Ryan wiped his head and threw the towel on the sofa.
‘Al, should I make you a drink?’, he asked me. The loser knew me the best.
‘Yes. Oscar and I are not together’, I summarised my sad story. He handed me a shot of Captain.
‘Come on, Al. These stories are a walking stereotype to me. You have a breakup every now and then. You mostly visit the library cubicles to sit and look for next dates’
‘I’m sick of guys now. But I’m even more scared of being single’. Being single is scarier than Stephen King horror stories. I would literally find no inspiration to write new things from my life. Who would want to read about a lonely writer having mundane conversations with her boring best friend? Well, no offence, please continue reading, my beloved readers.
‘What did you write this time that he broke up with you?’, Ryan was always curious to know all my spicy content.
‘His sister broke up with her boyfriend and he faked his death to win her back. Isn’t it a worthy content for my blog?’
‘Better than last time, when you interviewed your boyfriend’s ex and wrote about their unhappy sex life’, Ryan started mocking me.
‘Now that I listen to this, I do feel bad. Should I just apologise to him and reconcile?’
‘Only if you’re ready to travel to Texas. You made that guy flee to the US, Al. Speaking of which, I cleared the preliminary interview for a position in Berkshire. I might flee to the states anytime to escape from your terrible cooking’

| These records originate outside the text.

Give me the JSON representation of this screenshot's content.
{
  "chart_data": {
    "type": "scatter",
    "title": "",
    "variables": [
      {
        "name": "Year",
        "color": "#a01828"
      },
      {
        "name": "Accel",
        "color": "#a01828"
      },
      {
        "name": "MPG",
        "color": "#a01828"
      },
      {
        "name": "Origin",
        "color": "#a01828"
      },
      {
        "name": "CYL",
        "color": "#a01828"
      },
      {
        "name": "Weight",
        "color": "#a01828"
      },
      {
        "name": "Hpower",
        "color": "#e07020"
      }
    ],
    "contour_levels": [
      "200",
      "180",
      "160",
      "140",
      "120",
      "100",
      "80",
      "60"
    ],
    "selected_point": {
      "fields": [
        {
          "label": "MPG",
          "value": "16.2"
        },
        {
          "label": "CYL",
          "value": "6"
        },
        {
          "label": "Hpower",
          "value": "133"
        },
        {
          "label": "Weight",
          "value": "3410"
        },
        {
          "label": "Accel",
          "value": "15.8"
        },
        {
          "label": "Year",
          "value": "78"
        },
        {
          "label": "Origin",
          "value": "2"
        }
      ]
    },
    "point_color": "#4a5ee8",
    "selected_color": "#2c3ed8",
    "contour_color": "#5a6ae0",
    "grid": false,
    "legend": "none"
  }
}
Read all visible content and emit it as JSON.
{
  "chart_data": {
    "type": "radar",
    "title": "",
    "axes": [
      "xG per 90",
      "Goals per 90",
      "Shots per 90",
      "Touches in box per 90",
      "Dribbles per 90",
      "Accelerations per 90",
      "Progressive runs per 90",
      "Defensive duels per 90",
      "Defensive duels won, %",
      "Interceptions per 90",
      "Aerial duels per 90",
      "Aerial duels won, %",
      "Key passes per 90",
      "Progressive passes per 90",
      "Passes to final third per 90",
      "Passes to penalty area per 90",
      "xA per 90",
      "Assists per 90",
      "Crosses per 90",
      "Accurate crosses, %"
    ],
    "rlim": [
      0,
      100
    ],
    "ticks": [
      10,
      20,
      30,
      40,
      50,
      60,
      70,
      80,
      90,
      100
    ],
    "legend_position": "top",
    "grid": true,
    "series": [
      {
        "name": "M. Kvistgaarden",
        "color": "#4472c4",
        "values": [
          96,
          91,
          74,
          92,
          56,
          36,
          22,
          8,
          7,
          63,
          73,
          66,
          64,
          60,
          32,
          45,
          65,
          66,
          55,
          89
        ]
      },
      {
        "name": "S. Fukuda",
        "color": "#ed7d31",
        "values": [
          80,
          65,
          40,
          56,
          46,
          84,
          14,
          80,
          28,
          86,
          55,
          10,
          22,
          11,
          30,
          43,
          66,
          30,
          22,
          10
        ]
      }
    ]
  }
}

‘That’s some good news on the floor. When do you start if you get the job?’
‘In around 50 days’
‘I have a fifty-day deadline to submit a rough draft to Lutterworth. I don’t even have a good prologue, bruh’, I started ranting.
‘Chill, Al. Fifty days is a good time. Maybe you’d find the right guy to date and write stories about’, Ryan tried to encourage me.

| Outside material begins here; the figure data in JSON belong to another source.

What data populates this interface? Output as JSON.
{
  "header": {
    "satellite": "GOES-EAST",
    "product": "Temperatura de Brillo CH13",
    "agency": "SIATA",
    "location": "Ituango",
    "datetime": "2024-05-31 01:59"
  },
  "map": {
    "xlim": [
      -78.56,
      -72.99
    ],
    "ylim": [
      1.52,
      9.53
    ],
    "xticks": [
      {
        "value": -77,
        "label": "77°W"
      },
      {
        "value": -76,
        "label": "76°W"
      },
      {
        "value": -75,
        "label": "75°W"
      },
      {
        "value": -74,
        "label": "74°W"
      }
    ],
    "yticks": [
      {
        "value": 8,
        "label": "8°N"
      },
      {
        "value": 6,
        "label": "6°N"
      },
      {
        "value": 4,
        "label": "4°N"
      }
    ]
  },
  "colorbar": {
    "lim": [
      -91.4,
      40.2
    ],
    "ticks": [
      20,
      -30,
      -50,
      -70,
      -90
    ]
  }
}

Suddenly, I got a good idea to experiment on.
‘Ryan, why not we start dating for a while?’, I suggested.
‘You just called me ‘bruh’. And I bet you know that we have zero compatibility. You already know a lot about me to write stories. Dating me will not give you any new content, Al. You and I will never work’

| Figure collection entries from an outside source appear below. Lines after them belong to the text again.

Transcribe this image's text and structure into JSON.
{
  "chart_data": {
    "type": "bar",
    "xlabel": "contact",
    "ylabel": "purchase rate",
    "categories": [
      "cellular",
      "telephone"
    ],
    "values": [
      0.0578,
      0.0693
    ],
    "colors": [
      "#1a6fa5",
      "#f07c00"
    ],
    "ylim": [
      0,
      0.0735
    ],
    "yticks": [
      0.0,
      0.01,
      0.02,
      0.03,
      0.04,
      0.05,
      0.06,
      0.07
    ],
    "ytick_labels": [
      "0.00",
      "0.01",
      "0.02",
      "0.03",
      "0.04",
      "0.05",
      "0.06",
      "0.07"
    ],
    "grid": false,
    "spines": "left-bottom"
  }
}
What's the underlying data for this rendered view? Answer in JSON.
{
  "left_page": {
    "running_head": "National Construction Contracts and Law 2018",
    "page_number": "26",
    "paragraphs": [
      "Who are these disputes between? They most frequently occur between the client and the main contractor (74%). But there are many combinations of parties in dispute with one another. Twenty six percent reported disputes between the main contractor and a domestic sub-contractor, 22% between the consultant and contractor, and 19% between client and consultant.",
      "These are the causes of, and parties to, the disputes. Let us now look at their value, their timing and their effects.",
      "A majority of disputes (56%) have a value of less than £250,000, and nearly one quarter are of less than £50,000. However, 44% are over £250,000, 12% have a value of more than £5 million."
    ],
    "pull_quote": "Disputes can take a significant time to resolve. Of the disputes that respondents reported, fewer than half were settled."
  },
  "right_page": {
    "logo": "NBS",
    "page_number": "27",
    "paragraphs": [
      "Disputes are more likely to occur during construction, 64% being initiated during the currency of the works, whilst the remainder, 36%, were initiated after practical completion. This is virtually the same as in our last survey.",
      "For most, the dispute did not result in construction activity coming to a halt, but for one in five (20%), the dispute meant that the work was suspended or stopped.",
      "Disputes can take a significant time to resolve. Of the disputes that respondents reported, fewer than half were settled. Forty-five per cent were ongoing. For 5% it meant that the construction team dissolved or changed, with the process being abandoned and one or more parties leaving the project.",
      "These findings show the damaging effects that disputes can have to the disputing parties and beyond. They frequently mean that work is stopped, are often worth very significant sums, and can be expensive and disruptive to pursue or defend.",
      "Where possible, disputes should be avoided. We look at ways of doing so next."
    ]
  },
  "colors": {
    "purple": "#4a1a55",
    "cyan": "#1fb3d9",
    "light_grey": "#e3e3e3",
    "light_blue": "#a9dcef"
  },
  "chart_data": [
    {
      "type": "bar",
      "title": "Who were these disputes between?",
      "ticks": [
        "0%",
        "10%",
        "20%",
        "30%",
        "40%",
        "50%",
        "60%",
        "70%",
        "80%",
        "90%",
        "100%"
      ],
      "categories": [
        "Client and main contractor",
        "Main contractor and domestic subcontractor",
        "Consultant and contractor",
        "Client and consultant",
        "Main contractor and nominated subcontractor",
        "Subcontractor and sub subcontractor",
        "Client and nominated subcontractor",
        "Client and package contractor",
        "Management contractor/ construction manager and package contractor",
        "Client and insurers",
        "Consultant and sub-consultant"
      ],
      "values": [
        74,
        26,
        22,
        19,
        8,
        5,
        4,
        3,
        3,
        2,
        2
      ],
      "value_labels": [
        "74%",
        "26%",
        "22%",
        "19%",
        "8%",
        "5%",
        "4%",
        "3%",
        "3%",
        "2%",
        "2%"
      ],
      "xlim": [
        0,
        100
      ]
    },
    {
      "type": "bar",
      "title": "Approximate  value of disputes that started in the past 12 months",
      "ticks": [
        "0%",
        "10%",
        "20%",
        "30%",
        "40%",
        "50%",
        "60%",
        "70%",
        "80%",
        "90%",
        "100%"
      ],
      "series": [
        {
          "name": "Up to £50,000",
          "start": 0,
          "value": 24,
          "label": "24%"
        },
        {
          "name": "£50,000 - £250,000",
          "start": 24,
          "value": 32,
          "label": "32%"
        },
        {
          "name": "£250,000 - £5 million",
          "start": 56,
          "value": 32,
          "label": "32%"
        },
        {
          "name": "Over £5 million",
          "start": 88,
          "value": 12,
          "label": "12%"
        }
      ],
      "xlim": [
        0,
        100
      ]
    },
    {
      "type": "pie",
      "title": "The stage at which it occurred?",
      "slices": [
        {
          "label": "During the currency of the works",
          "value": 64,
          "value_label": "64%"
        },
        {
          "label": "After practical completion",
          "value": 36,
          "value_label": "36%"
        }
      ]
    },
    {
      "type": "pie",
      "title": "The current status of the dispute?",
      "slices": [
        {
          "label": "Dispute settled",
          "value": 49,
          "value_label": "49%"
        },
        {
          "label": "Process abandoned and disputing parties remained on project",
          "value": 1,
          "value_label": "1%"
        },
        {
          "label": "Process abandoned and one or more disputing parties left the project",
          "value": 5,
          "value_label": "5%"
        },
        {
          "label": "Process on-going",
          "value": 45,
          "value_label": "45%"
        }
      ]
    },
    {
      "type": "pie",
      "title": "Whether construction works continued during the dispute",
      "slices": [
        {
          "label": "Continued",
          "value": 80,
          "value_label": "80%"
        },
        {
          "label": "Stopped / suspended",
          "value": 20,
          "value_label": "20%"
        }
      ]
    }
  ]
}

‘Both of us have a fifty-day time period. You have been single for a while now. I have no time to find a new guy to date. Why not try the option in hand? After fifty days, let’s just part ways as friends. Nothing will change’.
Ryan left to his room without answering. Next morning, I woke up late and walked to the kitchen to make my morning tea. Surprisingly, Ryan was already up making tea for the both of us.
‘Am I gonna die of shock?’, I asked Ryan, who was awake two hours before his usual brunch time.
‘I got selected for a final interview. That’s a positive vibe. Let’s do this. Fifty days of dating you’ – he announced.

Given that you all read the title, I’m sure you know where this is going. That’s how the awful love story with Ryan began.